Mon premier jour de formation m'a permis de mettre en évidence mon côté protecteur/nourrissier qui est mal canalysé. Comme à chaque fois que je touche du doigt une imperfection me concernant, j'y pense beaucoup, souvent, et fais mon maximum pour le corriger.

La semaine suivante, quand tu m'as quitté, tu as utilisé le terme « étouffant » ou une déclinaison pour décrire ton ressentit vis à vis de nos discussions.

J'aimerai que ce soit un hasard. Mais plus encore, j'aimerai avoir eu le temps d'équilibrer ça.

 

 

Tes crises de spasmo te sont manifestement passées. Etais ce l'éloignement du poison familial ? Etait ce mon apport ?

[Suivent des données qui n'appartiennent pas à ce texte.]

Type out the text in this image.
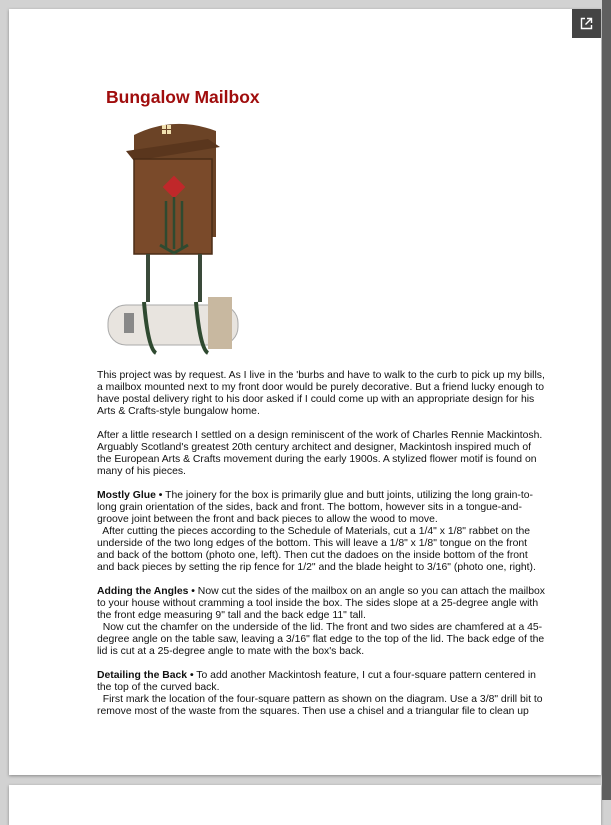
Bungalow Mailbox

This project was by request. As I live in the 'burbs and have to walk to the curb to pick up my bills,
a mailbox mounted next to my front door would be purely decorative. But a friend lucky enough to
have postal delivery right to his door asked if I could come up with an appropriate design for his
Arts & Crafts-style bungalow home.

After a little research I settled on a design reminiscent of the work of Charles Rennie Mackintosh.
Arguably Scotland's greatest 20th century architect and designer, Mackintosh inspired much of
the European Arts & Crafts movement during the early 1900s. A stylized flower motif is found on
many of his pieces.

Mostly Glue • The joinery for the box is primarily glue and butt joints, utilizing the long grain-to-
long grain orientation of the sides, back and front. The bottom, however sits in a tongue-and-
groove joint between the front and back pieces to allow the wood to move.
After cutting the pieces according to the Schedule of Materials, cut a 1/4" x 1/8" rabbet on the
underside of the two long edges of the bottom. This will leave a 1/8" x 1/8" tongue on the front
and back of the bottom (photo one, left). Then cut the dadoes on the inside bottom of the front
and back pieces by setting the rip fence for 1/2" and the blade height to 3/16" (photo one, right).

Adding the Angles • Now cut the sides of the mailbox on an angle so you can attach the mailbox
to your house without cramming a tool inside the box. The sides slope at a 25-degree angle with
the front edge measuring 9" tall and the back edge 11" tall.
Now cut the chamfer on the underside of the lid. The front and two sides are chamfered at a 45-
degree angle on the table saw, leaving a 3/16" flat edge to the top of the lid. The back edge of the
lid is cut at a 25-degree angle to mate with the box's back.

Detailing the Back • To add another Mackintosh feature, I cut a four-square pattern centered in
the top of the curved back.
First mark the location of the four-square pattern as shown on the diagram. Use a 3/8" drill bit to
remove most of the waste from the squares. Then use a chisel and a triangular file to clean up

Egoistement j'aimerai que ce soit moi et que ça te manque, à défaut que je te manque moi.

Mais je ne suis pas qu'égoiste et rapidement je réprime cette vilaine pensée. Je préfére me dire que quoi que ça est été, tu en conserve les bénéfices quels que soient tes choix futurs.

 

J'ai juste beaucoup de mal à vivre le présent sans toi, parce que je m'imagines qu'un seul futur dans lequel tu as choisis de ne pas être.

Enfin, dans lequel tes choix ne me permettent pas de t'imaginer.

Pas de prise de nouvelles. Pour une bonne raison, tu avais peur que je le prenne mal.

Mais finalement, alors que j'étais dans la même situation, j'ai osé avant toi. Est ce une mesure de l'amour ? Dans quel sens ?

Et oui, c'est tout moi, des comptes d'apoticaires.

 

Mais un de nos problémes, pour ne pas dire notre probléme (à chacun de nous en temps qu'individu), c'est la communication. Identifier ce qui ne va pas, y mettre des mots et les offrir à l'autre sans l'agresser.

 

 

Mais je ne parle peut être que pour moi, en témoignent les nombreux fichiers textes qui te sont adressés.